Q&A with D-backs' new radio voice: 'I love Arizona'

January 8th, 2024

This story was excerpted from Steve Gilbert’s D-backs Beat newsletter. To read the newsletter, click here. And subscribe to get it regularly in your inbox.

After two years of doing the pregame and postgame radio shows while splitting play-by-play duties with legendary D-backs radio voice Greg Schulte, Chris Garagiola was named to replace the retiring Schulte on Dec. 1.

That news got lost in the shuffle a bit with some of the player moves the D-backs have made this offseason, so I had been wanting to follow up with Garagiola to get his thoughts on his new job, as well as some of his memories growing up as the son of Joe Garagiola Jr., who was the D-backs’ general manager from 1995 (when the franchise was awarded) until 2005 (when he left to work for Major League Baseball). Garagiola Jr. is now back with the D-backs as senior director of special projects.

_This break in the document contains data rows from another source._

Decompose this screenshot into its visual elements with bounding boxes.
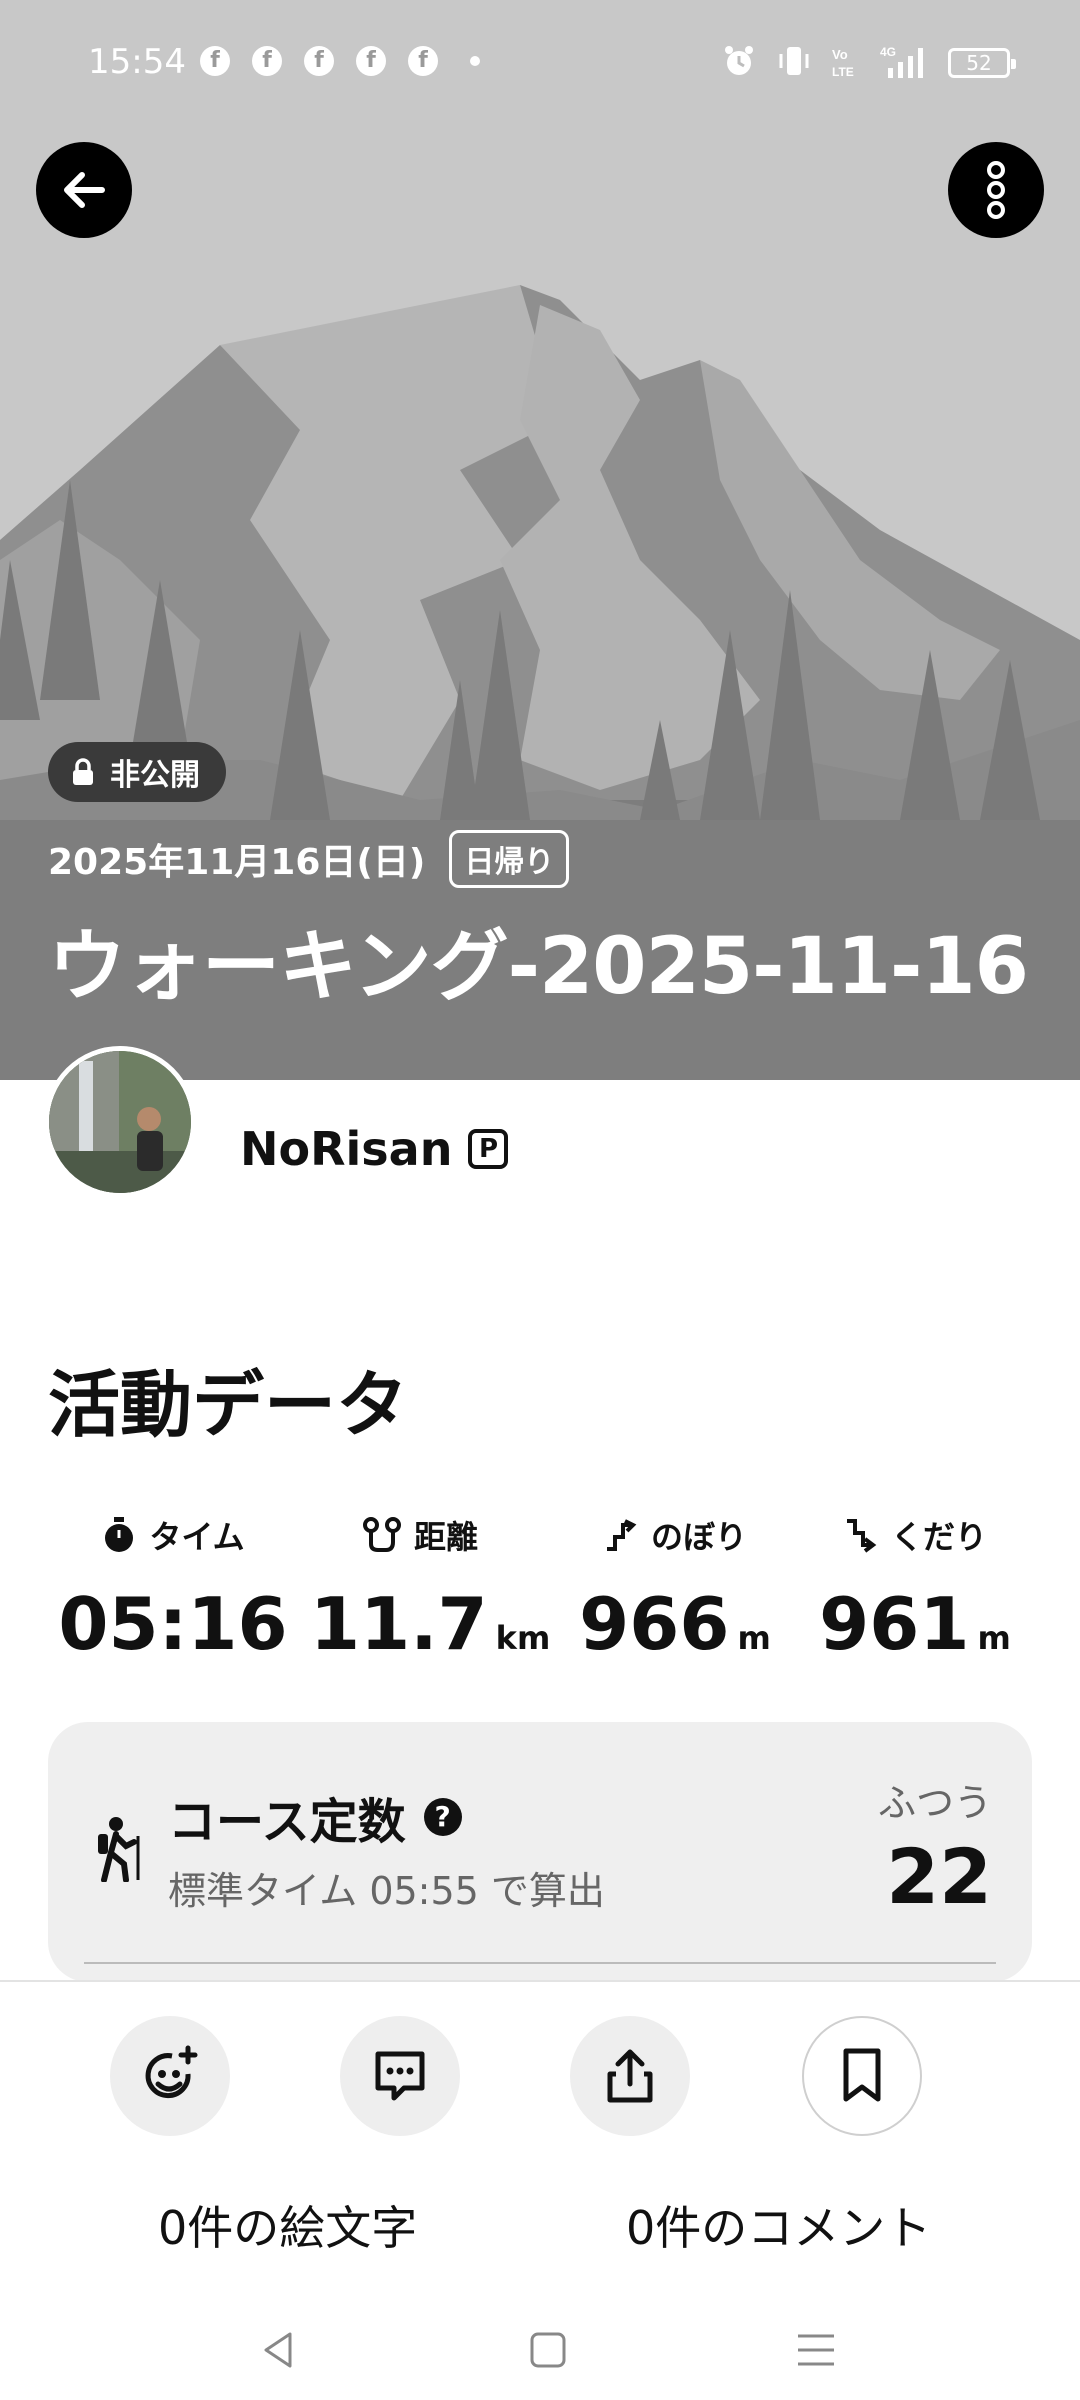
status-time: 15:54: [88, 42, 186, 82]
facebook-icon: f: [408, 46, 438, 76]
facebook-icon: f: [252, 46, 282, 76]
course-title-row: コース定数 ?: [168, 1782, 462, 1852]
stat-label: くだり: [890, 1518, 987, 1556]
activity-date: 2025年11月16日(日): [48, 842, 426, 883]
share-icon: [607, 2049, 653, 2103]
svg-text:Vo: Vo: [832, 47, 848, 62]
descent-icon: [846, 1519, 877, 1553]
nav-back-icon[interactable]: [258, 2330, 298, 2370]
bookmark-icon: [843, 2048, 881, 2102]
stopwatch-icon: [105, 1517, 134, 1552]
stat-value: 11.7: [310, 1582, 488, 1666]
add-emoji-button[interactable]: [110, 2016, 230, 2136]
avatar[interactable]: [44, 1046, 196, 1198]
hero-cover: 15:54 f f f f f Vo LTE 4G 52 非公開 2025年11…: [0, 0, 1080, 1080]
course-level: ふつう: [877, 1781, 992, 1825]
more-notifications-dot: [470, 56, 480, 66]
svg-text:LTE: LTE: [832, 65, 854, 79]
vibrate-icon: [779, 47, 809, 75]
system-nav-bar: [0, 2300, 1080, 2400]
privacy-label: 非公開: [110, 758, 200, 793]
arrow-left-icon: [64, 172, 105, 208]
nav-home-icon[interactable]: [528, 2330, 568, 2370]
activity-title: ウォーキング-2025-11-16: [48, 922, 1029, 1012]
hiker-icon: [98, 1817, 140, 1882]
comment-button[interactable]: [340, 2016, 460, 2136]
emoji-count-label[interactable]: 0件の絵文字: [158, 2192, 417, 2258]
emoji-add-icon: [145, 2045, 198, 2099]
course-constant-card[interactable]: コース定数 ? 標準タイム 05:55 で算出 ふつう 22: [48, 1722, 1032, 1982]
back-button[interactable]: [36, 142, 132, 238]
nav-menu-icon[interactable]: [796, 2330, 836, 2370]
facebook-icon: f: [356, 46, 386, 76]
stat-label: のぼり: [650, 1518, 747, 1556]
stat-value: 05:16: [58, 1582, 288, 1666]
premium-badge: P: [468, 1129, 509, 1169]
activity-date-row: 2025年11月16日(日) 日帰り: [48, 830, 570, 888]
comment-count-label[interactable]: 0件のコメント: [626, 2192, 931, 2258]
username: NoRisan: [240, 1122, 453, 1176]
divider: [84, 1962, 996, 1964]
stat-descent: くだり 961 m: [810, 1512, 1020, 1666]
more-options-button[interactable]: [948, 142, 1044, 238]
stat-value: 966: [579, 1582, 730, 1666]
section-title-activity: 活動データ: [48, 1363, 409, 1447]
volte-icon: Vo LTE: [832, 47, 854, 79]
share-button[interactable]: [570, 2016, 690, 2136]
bookmark-button[interactable]: [802, 2016, 922, 2136]
course-constant-value: 22: [886, 1832, 992, 1921]
stat-unit: m: [977, 1619, 1011, 1657]
course-subtitle: 標準タイム 05:55 で算出: [168, 1869, 605, 1913]
svg-text:4G: 4G: [880, 45, 896, 59]
stat-value: 961: [819, 1582, 970, 1666]
route-icon: [362, 1517, 401, 1552]
ascent-icon: [606, 1519, 637, 1551]
more-vertical-icon: [987, 161, 1005, 219]
facebook-icon: f: [304, 46, 334, 76]
stat-unit: km: [495, 1619, 551, 1657]
privacy-badge: 非公開: [48, 742, 226, 802]
alarm-icon: [725, 46, 753, 75]
stat-distance: 距離 11.7 km: [310, 1512, 550, 1666]
trip-type-badge: 日帰り: [449, 830, 570, 888]
avatar-photo: [49, 1051, 191, 1193]
stat-label: タイム: [149, 1518, 245, 1556]
facebook-icon: f: [200, 46, 230, 76]
stat-unit: m: [737, 1619, 771, 1657]
stat-ascent: のぼり 966 m: [570, 1512, 780, 1666]
comment-icon: [375, 2051, 425, 2101]
stat-time: タイム 05:16: [58, 1512, 288, 1666]
lock-icon: [73, 758, 93, 785]
status-bar: 15:54 f f f f f Vo LTE 4G 52: [0, 0, 1080, 110]
stat-label: 距離: [413, 1518, 478, 1556]
battery-indicator: 52: [948, 48, 1016, 78]
user-info[interactable]: NoRisan P: [240, 1122, 509, 1176]
course-title: コース定数: [168, 1794, 406, 1850]
signal-icon: 4G: [880, 45, 923, 78]
help-icon[interactable]: ?: [423, 1798, 462, 1836]
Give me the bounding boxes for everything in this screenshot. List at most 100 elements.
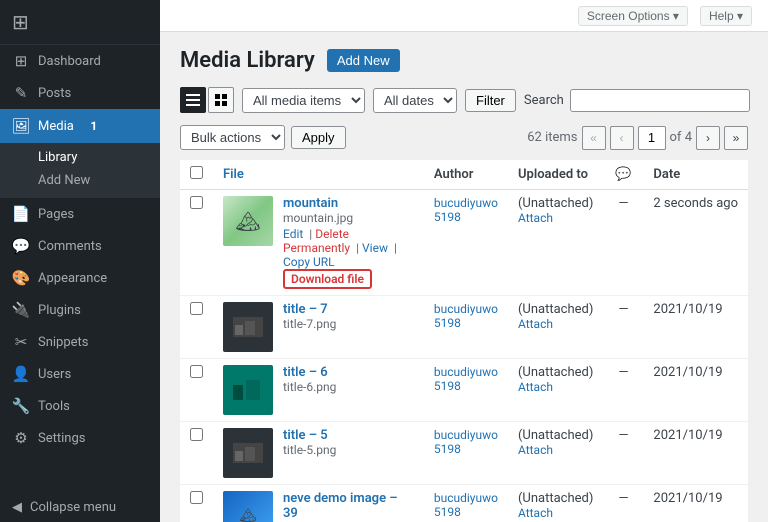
file-cell: title – 6 title-6.png Edit | Delete Perm… (223, 365, 414, 415)
row-checkbox[interactable] (190, 491, 203, 504)
select-all-checkbox[interactable] (190, 166, 203, 179)
author-cell: bucudiyuwo5198 (434, 196, 498, 224)
download-file-button[interactable]: Download file (283, 269, 372, 289)
toolbar: All media items All dates Filter Search (180, 87, 748, 113)
grid-view-button[interactable] (208, 87, 234, 113)
collapse-menu[interactable]: ◀ Collapse menu (0, 493, 160, 522)
unattached-label: (Unattached) (518, 491, 593, 506)
th-uploaded: Uploaded to (508, 160, 603, 190)
attach-link[interactable]: Attach (518, 380, 593, 394)
author-link[interactable]: bucudiyuwo5198 (434, 365, 498, 393)
upload-cell: (Unattached)Attach (518, 302, 593, 331)
view-toggle (180, 87, 234, 113)
sidebar-item-comments[interactable]: 💬 Comments (0, 230, 160, 262)
th-checkbox (180, 160, 213, 190)
row-checkbox[interactable] (190, 365, 203, 378)
file-cell: 🏔 mountain mountain.jpg Edit | Delete Pe… (223, 196, 414, 289)
sidebar-sub-add-new[interactable]: Add New (0, 169, 160, 192)
file-name-link[interactable]: title – 5 (283, 428, 336, 443)
table-row: title – 6 title-6.png Edit | Delete Perm… (180, 359, 748, 422)
table-row: title – 7 title-7.png Edit | Delete Perm… (180, 296, 748, 359)
bulk-actions-select[interactable]: Bulk actions (180, 125, 285, 150)
list-view-button[interactable] (180, 87, 206, 113)
file-info: title – 7 title-7.png Edit | Delete Perm… (283, 302, 336, 333)
table-header: File Author Uploaded to 💬 Date (180, 160, 748, 190)
attach-link[interactable]: Attach (518, 506, 593, 520)
pager-current-input[interactable] (638, 126, 666, 150)
filter-button[interactable]: Filter (465, 89, 516, 112)
thumbnail (223, 428, 273, 478)
comment-count: — (618, 428, 628, 443)
screen-options-button[interactable]: Screen Options ▾ (578, 6, 688, 26)
file-name-link[interactable]: mountain (283, 196, 414, 211)
author-link[interactable]: bucudiyuwo5198 (434, 196, 498, 224)
attach-link[interactable]: Attach (518, 443, 593, 457)
sidebar-item-tools[interactable]: 🔧 Tools (0, 390, 160, 422)
table-row: 🏔 mountain mountain.jpg Edit | Delete Pe… (180, 190, 748, 296)
sidebar-item-label: Posts (38, 86, 71, 101)
date-cell: 2021/10/19 (653, 428, 722, 443)
sidebar-item-users[interactable]: 👤 Users (0, 358, 160, 390)
unattached-label: (Unattached) (518, 196, 593, 211)
author-link[interactable]: bucudiyuwo5198 (434, 428, 498, 456)
view-link[interactable]: View (362, 241, 388, 255)
pager-next-button[interactable]: › (696, 126, 720, 150)
thumbnail: 🏔 (223, 196, 273, 246)
help-button[interactable]: Help ▾ (700, 6, 752, 26)
copy-url-link[interactable]: Copy URL (283, 255, 335, 269)
upload-cell: (Unattached)Attach (518, 491, 593, 520)
sidebar-item-label: Appearance (38, 271, 107, 286)
upload-cell: (Unattached)Attach (518, 365, 593, 394)
appearance-icon: 🎨 (12, 269, 30, 287)
file-info: mountain mountain.jpg Edit | Delete Perm… (283, 196, 414, 289)
file-name-link[interactable]: title – 6 (283, 365, 336, 380)
file-name-link[interactable]: neve demo image – 39 (283, 491, 414, 521)
items-count: 62 items (527, 130, 577, 145)
add-new-button[interactable]: Add New (327, 49, 400, 72)
sidebar-item-dashboard[interactable]: ⊞ Dashboard (0, 45, 160, 77)
sidebar-item-snippets[interactable]: ✂ Snippets (0, 326, 160, 358)
media-icon: 🖼 (12, 117, 30, 135)
sidebar-item-plugins[interactable]: 🔌 Plugins (0, 294, 160, 326)
collapse-arrow-icon: ◀ (12, 500, 22, 515)
search-input[interactable] (570, 89, 750, 112)
author-link[interactable]: bucudiyuwo5198 (434, 302, 498, 330)
sidebar-item-pages[interactable]: 📄 Pages (0, 198, 160, 230)
table-row: title – 5 title-5.png Edit | Delete Perm… (180, 422, 748, 485)
row-checkbox[interactable] (190, 196, 203, 209)
sidebar-item-appearance[interactable]: 🎨 Appearance (0, 262, 160, 294)
th-file[interactable]: File (213, 160, 424, 190)
pager-last-button[interactable]: » (724, 126, 748, 150)
media-type-filter[interactable]: All media items (242, 88, 365, 113)
edit-link[interactable]: Edit (283, 227, 303, 241)
sidebar-item-label: Settings (38, 431, 85, 446)
date-filter[interactable]: All dates (373, 88, 457, 113)
sidebar-item-label: Users (38, 367, 71, 382)
thumbnail (223, 302, 273, 352)
row-checkbox[interactable] (190, 428, 203, 441)
file-cell: title – 5 title-5.png Edit | Delete Perm… (223, 428, 414, 478)
attach-link[interactable]: Attach (518, 211, 593, 225)
pager-first-button[interactable]: « (582, 126, 606, 150)
bulk-row: Bulk actions Apply 62 items « ‹ of 4 › » (180, 125, 748, 150)
author-id: 5198 (434, 379, 498, 393)
row-checkbox[interactable] (190, 302, 203, 315)
pager-prev-button[interactable]: ‹ (610, 126, 634, 150)
file-name-link[interactable]: title – 7 (283, 302, 336, 317)
file-ext: title-5.png (283, 443, 336, 457)
sidebar-item-label: Pages (38, 207, 74, 222)
file-info: neve demo image – 39 neve-demo-image-39.… (283, 491, 414, 522)
author-link[interactable]: bucudiyuwo5198 (434, 491, 498, 519)
sidebar-item-media[interactable]: 🖼 Media 1 (0, 109, 160, 143)
search-label: Search (524, 93, 564, 108)
apply-button[interactable]: Apply (291, 126, 346, 149)
attach-link[interactable]: Attach (518, 317, 593, 331)
unattached-label: (Unattached) (518, 302, 593, 317)
sidebar-item-posts[interactable]: ✎ Posts (0, 77, 160, 109)
sidebar-sub-library[interactable]: Library (0, 146, 160, 169)
sidebar-item-settings[interactable]: ⚙ Settings (0, 422, 160, 454)
sidebar: ⊞ ⊞ Dashboard ✎ Posts 🖼 Media 1 Library … (0, 0, 160, 522)
sidebar-item-label: Comments (38, 239, 102, 254)
sidebar-item-label: Media (38, 119, 74, 134)
date-cell: 2021/10/19 (653, 302, 722, 317)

Here's what Chris Garagiola had to say …

MLB.com: You were 6 or 7 years old when the D-backs started playing in 1998, what are your earliest memories of that time?

Garagiola: I would say like the earliest Diamondbacks memory I have is I took a tour of the stadium when it was probably like 80 percent built. Then I remember vaguely the very first game. I remember all the pageantry beforehand, the Commissioner was there and then I think I fell asleep like in the third inning.

MLB.com: Given your history here and the history your family had with the D-backs, once you got into broadcasting, was working here your dream job?

Garagiola: Yeah, without a doubt. When I seriously got into broadcasting and I got the opportunity to just do Minor League games, the goal was always to get to the big leagues. I was willing to go anywhere in the country if there was a big league opportunity. I certainly wasn’t expecting to start here. I was willing to go anywhere, but I always had the idea that at some point I wanted to just go back home. I thought it would be incredible if I ever got the opportunity. I'm from Arizona. I love Arizona. This was my team, the team from my earliest memories that I was rooting for. It's got great ties, obviously, with my dad and my grandfather.

MLB.com: How did you get the news that you had been selected to replace Greg Schulte?

Garagiola: I never wanted to just assume that it was going to happen, because honestly, if I didn't get the job, for whatever reason, that disappointment would be so crushing. I don't know what I would have done. So in the two years where I was primarily doing pre- and postgame shows and road games, I just always tried to make sure that I was doing everything the right way. When it was announced before the season that it was going to be Greg’s last year, I was never told anything about the future. It was always just, "When the time comes, we'll talk about it." I would say shortly after the GM Meetings in November, I had breakfast with [vice president of broadcasting] Scott Geyer and he basically said, "OK, let's talk about your next steps, your new role." There was a combination of relief and like such satisfaction that I finally achieved one of my big life goals, which was to be a lead broadcaster for a Major League Baseball team.

MLB.com: I’m assuming your parents were the first people you let know?

Garagiola: I actually swung by the stadium later, and I went to my dad’s office and I told him. He's not one for big displays of emotion, but he got up from his desk, gave me a big hug and said how proud he was. You know, you hear stuff like that from your dad, no matter how old you are, it really means something.

MLB.com: What was it like working with Schulte the past couple of years?

Garagiola: It was even better than I expected. Let me first say that Greg Schulte was the broadcaster when I was a kid. There were so many nights where I’d be at the game with my mom on a school night and we’d have to leave in the seventh inning, and on the ride home we’d listen to Greg on the radio. I never thought I would ever get a chance to work with him. So that first year, I was just trying to wrap my head around the fact that this person I spent my entire baseball life listening to was now a colleague. He could not have been better to me. He told me from the start if I had any questions to just ask. He was always checking on me and my family, wanting to make sure that I was doing OK. And he always had my back. Always.

MLB.com: What was it like for you to call three innings of each World Series game last year?

Garagiola: I have to thank Greg for that, because he very easily could have said he was going to do all nine innings of every game. But he told me I had worked hard and deserved to call three innings. It’s such a special thing to call a World Series game. Who knew if the Diamondbacks were going to get back to a World Series, right? I mean, it’s such a hard thing to do. I wish I had been older when my dad was the general manager, because I would have been able to appreciate more what he and the front office did in winning 100 games [in 1999] and the World Series [in 2001]. So for me to get to experience it up close … I’ll remember it forever.